Ia teringat kata-kata ayahnya malam itu.
Ia tidak lagi menyentuh tas itu. Ia merasa menyerah dan sudah cukup untuk semua ini. Ia lelah. Dan ia mulai melakukannya. Ia lebih senang berdiri di depan ring tinju dan berjalan-jalan sendirian dan terkadang menantang bahaya.

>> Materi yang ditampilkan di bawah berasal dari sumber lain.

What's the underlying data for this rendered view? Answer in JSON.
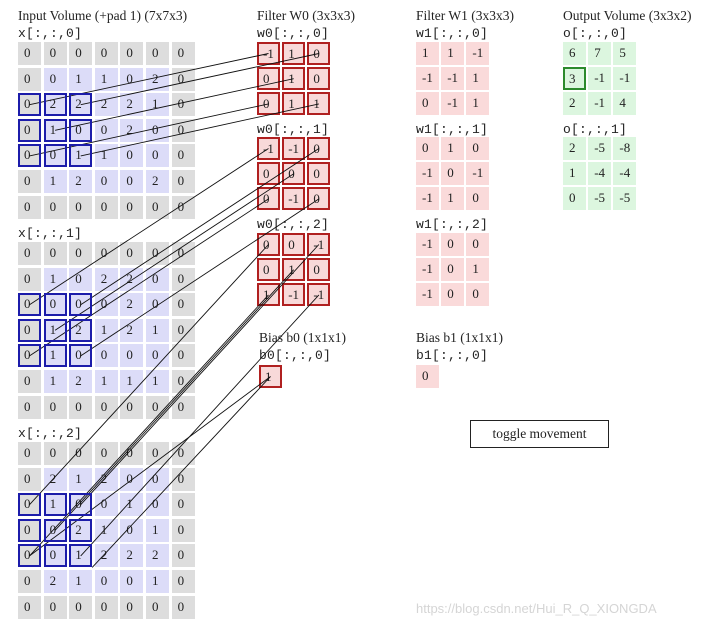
{
  "input": {
    "title": "Input Volume (+pad 1) (7x7x3)",
    "slices": [
      {
        "label": "x[:,:,0]",
        "rows": [
          [
            "0",
            "0",
            "0",
            "0",
            "0",
            "0",
            "0"
          ],
          [
            "0",
            "0",
            "1",
            "1",
            "0",
            "2",
            "0"
          ],
          [
            "0",
            "2",
            "2",
            "2",
            "2",
            "1",
            "0"
          ],
          [
            "0",
            "1",
            "0",
            "0",
            "2",
            "0",
            "0"
          ],
          [
            "0",
            "0",
            "1",
            "1",
            "0",
            "0",
            "0"
          ],
          [
            "0",
            "1",
            "2",
            "0",
            "0",
            "2",
            "0"
          ],
          [
            "0",
            "0",
            "0",
            "0",
            "0",
            "0",
            "0"
          ]
        ]
      },
      {
        "label": "x[:,:,1]",
        "rows": [
          [
            "0",
            "0",
            "0",
            "0",
            "0",
            "0",
            "0"
          ],
          [
            "0",
            "1",
            "0",
            "2",
            "2",
            "0",
            "0"
          ],
          [
            "0",
            "0",
            "0",
            "0",
            "2",
            "0",
            "0"
          ],
          [
            "0",
            "1",
            "2",
            "1",
            "2",
            "1",
            "0"
          ],
          [
            "0",
            "1",
            "0",
            "0",
            "0",
            "0",
            "0"
          ],
          [
            "0",
            "1",
            "2",
            "1",
            "1",
            "1",
            "0"
          ],
          [
            "0",
            "0",
            "0",
            "0",
            "0",
            "0",
            "0"
          ]
        ]
      },
      {
        "label": "x[:,:,2]",
        "rows": [
          [
            "0",
            "0",
            "0",
            "0",
            "0",
            "0",
            "0"
          ],
          [
            "0",
            "2",
            "1",
            "2",
            "0",
            "0",
            "0"
          ],
          [
            "0",
            "1",
            "0",
            "0",
            "1",
            "0",
            "0"
          ],
          [
            "0",
            "0",
            "2",
            "1",
            "0",
            "1",
            "0"
          ],
          [
            "0",
            "0",
            "1",
            "2",
            "2",
            "2",
            "0"
          ],
          [
            "0",
            "2",
            "1",
            "0",
            "0",
            "1",
            "0"
          ],
          [
            "0",
            "0",
            "0",
            "0",
            "0",
            "0",
            "0"
          ]
        ]
      }
    ]
  },
  "filter_w0": {
    "title": "Filter W0 (3x3x3)",
    "slices": [
      {
        "label": "w0[:,:,0]",
        "rows": [
          [
            "-1",
            "1",
            "0"
          ],
          [
            "0",
            "1",
            "0"
          ],
          [
            "0",
            "1",
            "1"
          ]
        ]
      },
      {
        "label": "w0[:,:,1]",
        "rows": [
          [
            "-1",
            "-1",
            "0"
          ],
          [
            "0",
            "0",
            "0"
          ],
          [
            "0",
            "-1",
            "0"
          ]
        ]
      },
      {
        "label": "w0[:,:,2]",
        "rows": [
          [
            "0",
            "0",
            "-1"
          ],
          [
            "0",
            "1",
            "0"
          ],
          [
            "1",
            "-1",
            "-1"
          ]
        ]
      }
    ]
  },
  "filter_w1": {
    "title": "Filter W1 (3x3x3)",
    "slices": [
      {
        "label": "w1[:,:,0]",
        "rows": [
          [
            "1",
            "1",
            "-1"
          ],
          [
            "-1",
            "-1",
            "1"
          ],
          [
            "0",
            "-1",
            "1"
          ]
        ]
      },
      {
        "label": "w1[:,:,1]",
        "rows": [
          [
            "0",
            "1",
            "0"
          ],
          [
            "-1",
            "0",
            "-1"
          ],
          [
            "-1",
            "1",
            "0"
          ]
        ]
      },
      {
        "label": "w1[:,:,2]",
        "rows": [
          [
            "-1",
            "0",
            "0"
          ],
          [
            "-1",
            "0",
            "1"
          ],
          [
            "-1",
            "0",
            "0"
          ]
        ]
      }
    ]
  },
  "output": {
    "title": "Output Volume (3x3x2)",
    "slices": [
      {
        "label": "o[:,:,0]",
        "rows": [
          [
            "6",
            "7",
            "5"
          ],
          [
            "3",
            "-1",
            "-1"
          ],
          [
            "2",
            "-1",
            "4"
          ]
        ]
      },
      {
        "label": "o[:,:,1]",
        "rows": [
          [
            "2",
            "-5",
            "-8"
          ],
          [
            "1",
            "-4",
            "-4"
          ],
          [
            "0",
            "-5",
            "-5"
          ]
        ]
      }
    ]
  },
  "bias_b0": {
    "title": "Bias b0 (1x1x1)",
    "label": "b0[:,:,0]",
    "value": "1"
  },
  "bias_b1": {
    "title": "Bias b1 (1x1x1)",
    "label": "b1[:,:,0]",
    "value": "0"
  },
  "toggle_label": "toggle movement",
  "watermark": "https://blog.csdn.net/Hui_R_Q_XIONGDA",
  "colors": {
    "padding": "#dddddd",
    "input": "#dcdcf8",
    "filter": "#f8d9d9",
    "filter_border": "#b02020",
    "output": "#dcf6df",
    "output_highlight": "#2c8a2c",
    "selection": "#1c1caa"
  }
}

Kemudian ia pun mulai memanggil Ibunya dengan istilah ‘Orang Itu’. 
Ia pernah tidak pulang ke rumah dan masuk ke kawasan liar di pinggir kota London. Erland bertahan di sana dan mengganti namanya menjadi Atkins. Umur dua belas tahun ia sudah menjadi anggota resmi geng jalanan kota London dan pernah bebas bersyarat karena hampir membunuh orang diusianya yang ketiga belas tahun. Erland bertahan dengan kebrutalannya meskipun dalam hatinya ia masih sedikit berharap agar Ibunya kembali datang menjemputnya dan menyelamatkannya dari rasa bosannya.
Ia dipanggil Devil – Iblis – oleh teman, musuh, dan keluarganya. Sekalipun umurnya masih terlalu muda saat itu. Erland terlalu sibuk untuk mempedulikan status barunya. Setelah ia ditarik pulang ke rumah, ia langsung dididik habis-habisan.
“Kau tahu? Sekarang kau harus mengejar ketertinggalanmu. Kau harus belajar dan harus masuk ke sekolah dan universitas ternama,” Ayahnya mengultimatumnya dengan kasar.
“Tidak mau.”
“Erland Avendale. Kau itu anakku. Kau punya darah Avendale dalam tubuhmu. Aku tidak ingin melihat satu orang keluarga Avendale tidak berpendidikan tinggi gara-gara watakmu!”
Erland diam sekarang. Ia tetap saja tidak bisa melawan ayahnya.
“Aku takkan membiarkanmu main-main lagi. Kau akan tetap di sini dan nanti harus ke Amerika untuk melanjutkan sekolah,” ia memegang bahu anaknya sekarang. “Sudah cukup untuk main-mainnya. Paham?”